Ancora non si sa con certezza se si trattasse di un caso di ermafroditismo o semplicemente l’ostetrica non aveva saputo riconoscere il sesso. Solo Dora comprese cosa le stava accadendo: ”A 10 o 11 anni ho iniziato a capire che non ero femmina, ma maschio. Non ho mai chiesto ai miei genitori perché dovevo indossare abiti femminili anche se ero maschio.” Viveva come una donna e per farlo doveva depilarsi le gambe ogni due giorni, non si metteva il costume e non andava a ballare. Dal 1934 si consolò con lo sport, diventando una delle più brave saltatrici della squadra olimpica tedesca.

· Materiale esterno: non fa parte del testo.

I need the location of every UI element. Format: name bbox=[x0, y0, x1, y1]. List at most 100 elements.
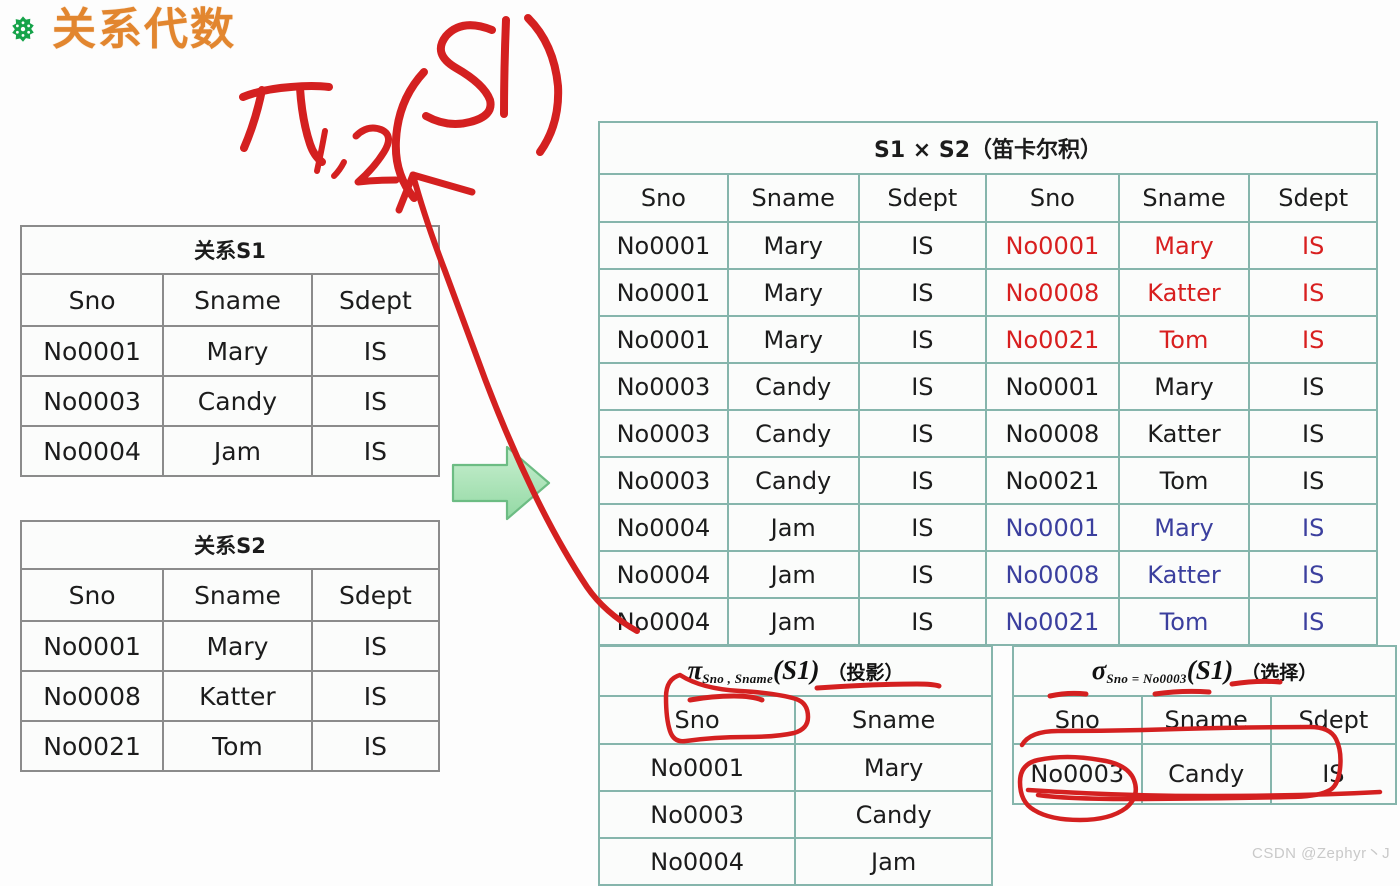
s1-header-sname: Sname bbox=[162, 273, 313, 327]
s2-r2-c1: Tom bbox=[162, 720, 313, 772]
product-r4-c1: Candy bbox=[726, 409, 860, 458]
projection-argument: (S1) bbox=[773, 655, 820, 685]
projection-label-cn: （投影） bbox=[827, 662, 904, 684]
product-r8-c3: No0021 bbox=[985, 597, 1120, 646]
projection-r0-c1: Mary bbox=[794, 743, 993, 792]
product-r1-c5: IS bbox=[1248, 268, 1378, 317]
projection-r2-c1: Jam bbox=[794, 837, 993, 886]
product-r6-c1: Jam bbox=[726, 503, 860, 552]
product-r2-c1: Mary bbox=[726, 315, 860, 364]
selection-operator: σ bbox=[1091, 655, 1107, 685]
product-r8-c1: Jam bbox=[726, 597, 860, 646]
product-r3-c5: IS bbox=[1248, 362, 1378, 411]
s2-header-sname: Sname bbox=[162, 568, 313, 622]
selection-r0-c2: IS bbox=[1269, 743, 1398, 805]
product-r0-c0: No0001 bbox=[598, 221, 729, 270]
product-r0-c1: Mary bbox=[726, 221, 860, 270]
product-r6-c3: No0001 bbox=[985, 503, 1120, 552]
product-r5-c4: Tom bbox=[1117, 456, 1251, 505]
product-r3-c1: Candy bbox=[726, 362, 860, 411]
s2-r2-c0: No0021 bbox=[19, 720, 165, 772]
selection-r0-c0: No0003 bbox=[1012, 743, 1143, 805]
product-header-sname-2: Sname bbox=[1117, 173, 1251, 223]
selection-header-sno: Sno bbox=[1012, 695, 1143, 745]
s1-r2-c1: Jam bbox=[162, 425, 313, 477]
s1-r1-c0: No0003 bbox=[19, 375, 165, 427]
product-r6-c2: IS bbox=[857, 503, 988, 552]
table-row: No0001 Mary IS bbox=[19, 325, 441, 377]
s1-caption: 关系S1 bbox=[20, 225, 440, 275]
green-right-arrow-icon bbox=[451, 445, 551, 521]
table-row: No0003 Candy IS bbox=[1012, 743, 1398, 805]
table-caption-row: σSno = No0003(S1) （选择） bbox=[1012, 645, 1397, 697]
product-r6-c0: No0004 bbox=[598, 503, 729, 552]
product-r6-c5: IS bbox=[1248, 503, 1378, 552]
table-header-row: Sno Sname Sdept bbox=[19, 273, 441, 327]
table-header-row: Sno Sname Sdept bbox=[1012, 695, 1398, 745]
product-r1-c1: Mary bbox=[726, 268, 860, 317]
product-r0-c3: No0001 bbox=[985, 221, 1120, 270]
projection-r2-c0: No0004 bbox=[597, 837, 797, 886]
product-r4-c3: No0008 bbox=[985, 409, 1120, 458]
selection-r0-c1: Candy bbox=[1140, 743, 1272, 805]
product-r4-c4: Katter bbox=[1117, 409, 1251, 458]
product-r1-c4: Katter bbox=[1117, 268, 1251, 317]
projection-operator: π bbox=[687, 655, 703, 685]
product-r7-c4: Katter bbox=[1117, 550, 1251, 599]
product-r4-c2: IS bbox=[857, 409, 988, 458]
selection-header-sname: Sname bbox=[1140, 695, 1272, 745]
projection-header-sno: Sno bbox=[597, 695, 797, 745]
table-header-row: Sno Sname Sdept bbox=[19, 568, 441, 622]
table-row: No0004 Jam IS No0021 Tom IS bbox=[598, 597, 1378, 646]
s2-header-sdept: Sdept bbox=[310, 568, 441, 622]
product-r3-c2: IS bbox=[857, 362, 988, 411]
table-row: No0021 Tom IS bbox=[19, 720, 441, 772]
product-r3-c3: No0001 bbox=[985, 362, 1120, 411]
product-r7-c3: No0008 bbox=[985, 550, 1120, 599]
product-r6-c4: Mary bbox=[1117, 503, 1251, 552]
s1-r1-c1: Candy bbox=[162, 375, 313, 427]
s1-r2-c2: IS bbox=[310, 425, 441, 477]
table-row: No0001 Mary IS No0001 Mary IS bbox=[598, 221, 1378, 270]
product-r7-c5: IS bbox=[1248, 550, 1378, 599]
table-row: No0004 Jam IS No0001 Mary IS bbox=[598, 503, 1378, 552]
product-r3-c0: No0003 bbox=[598, 362, 729, 411]
product-r0-c4: Mary bbox=[1117, 221, 1251, 270]
s1-r0-c1: Mary bbox=[162, 325, 313, 377]
product-r2-c0: No0001 bbox=[598, 315, 729, 364]
table-relation-s2: 关系S2 Sno Sname Sdept No0001 Mary IS No00… bbox=[19, 520, 441, 772]
product-r4-c5: IS bbox=[1248, 409, 1378, 458]
table-row: No0001 Mary IS No0008 Katter IS bbox=[598, 268, 1378, 317]
projection-subscript: Sno , Sname bbox=[702, 671, 774, 686]
page-title: 关系代数 bbox=[52, 4, 236, 55]
table-caption-row: 关系S2 bbox=[20, 520, 440, 570]
table-row: No0003 Candy IS No0021 Tom IS bbox=[598, 456, 1378, 505]
projection-r1-c1: Candy bbox=[794, 790, 993, 839]
product-r7-c1: Jam bbox=[726, 550, 860, 599]
s2-header-sno: Sno bbox=[19, 568, 165, 622]
table-row: No0004 Jam bbox=[597, 837, 993, 886]
s1-r2-c0: No0004 bbox=[19, 425, 165, 477]
s1-header-sdept: Sdept bbox=[310, 273, 441, 327]
page-title-row: 关系代数 bbox=[8, 6, 236, 54]
product-header-sno-1: Sno bbox=[598, 173, 729, 223]
s1-r0-c2: IS bbox=[310, 325, 441, 377]
s1-r0-c0: No0001 bbox=[19, 325, 165, 377]
product-r7-c0: No0004 bbox=[598, 550, 729, 599]
slide-canvas: 关系代数 关系S1 Sno Sname Sdept No0001 Mary IS… bbox=[0, 0, 1400, 886]
selection-subscript: Sno = No0003 bbox=[1106, 671, 1187, 686]
csdn-watermark: CSDN @Zephyr丶J bbox=[1252, 845, 1391, 862]
product-r5-c5: IS bbox=[1248, 456, 1378, 505]
table-row: No0004 Jam IS bbox=[19, 425, 441, 477]
product-header-sno-2: Sno bbox=[985, 173, 1120, 223]
table-row: No0001 Mary IS bbox=[19, 620, 441, 672]
product-r3-c4: Mary bbox=[1117, 362, 1251, 411]
projection-r1-c0: No0003 bbox=[597, 790, 797, 839]
projection-caption: πSno , Sname(S1) （投影） bbox=[598, 645, 993, 697]
product-r1-c2: IS bbox=[857, 268, 988, 317]
product-r5-c3: No0021 bbox=[985, 456, 1120, 505]
s2-r0-c1: Mary bbox=[162, 620, 313, 672]
table-caption-row: πSno , Sname(S1) （投影） bbox=[598, 645, 993, 697]
product-r2-c3: No0021 bbox=[985, 315, 1120, 364]
product-caption: S1 × S2（笛卡尔积） bbox=[598, 121, 1378, 175]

Durante la preparazione per i giochi olimpici del 1936, che si disputarono a Berlino, Dora incontrò Gretel Bergmann, di origine ebrea. A quest’ultima, inizialmente, il Comitato Olimpico Nazionale consentì di prendere parte all’attesa manifestazione. Successivamente, con la scusa dei suoi scarsi risultati, non le consentirono più di gareggiare. Dora la sostituì e si classificò quarta nella gara di salto in alto. Solo dopo, nel 1957, Heinrich Retjen dichiarò di aver partecipato alle olimpiadi in vesti femminili su richiesta delle organizzazioni giovanili legate al regime tedesco. I documenti ufficiali però raccontano una storia diversa. Pare che queste (le organizzazioni) non sapessero il vero genere di Dora. Si scoprì solo nel 1938, quando il poliziotto insistette nel verificare di chi si trattasse veramente.
Sembra che Dora, poi Heinrich Ratjen, ricevette una nuova carta d’identità e poi spedito ad Hannover a lavorare come operaio. Successivamente, prese in gestione il bar dei suoi genitori e non rilasciò interviste fino al giorno della sua morte, avvenuta il 22 aprile 2008.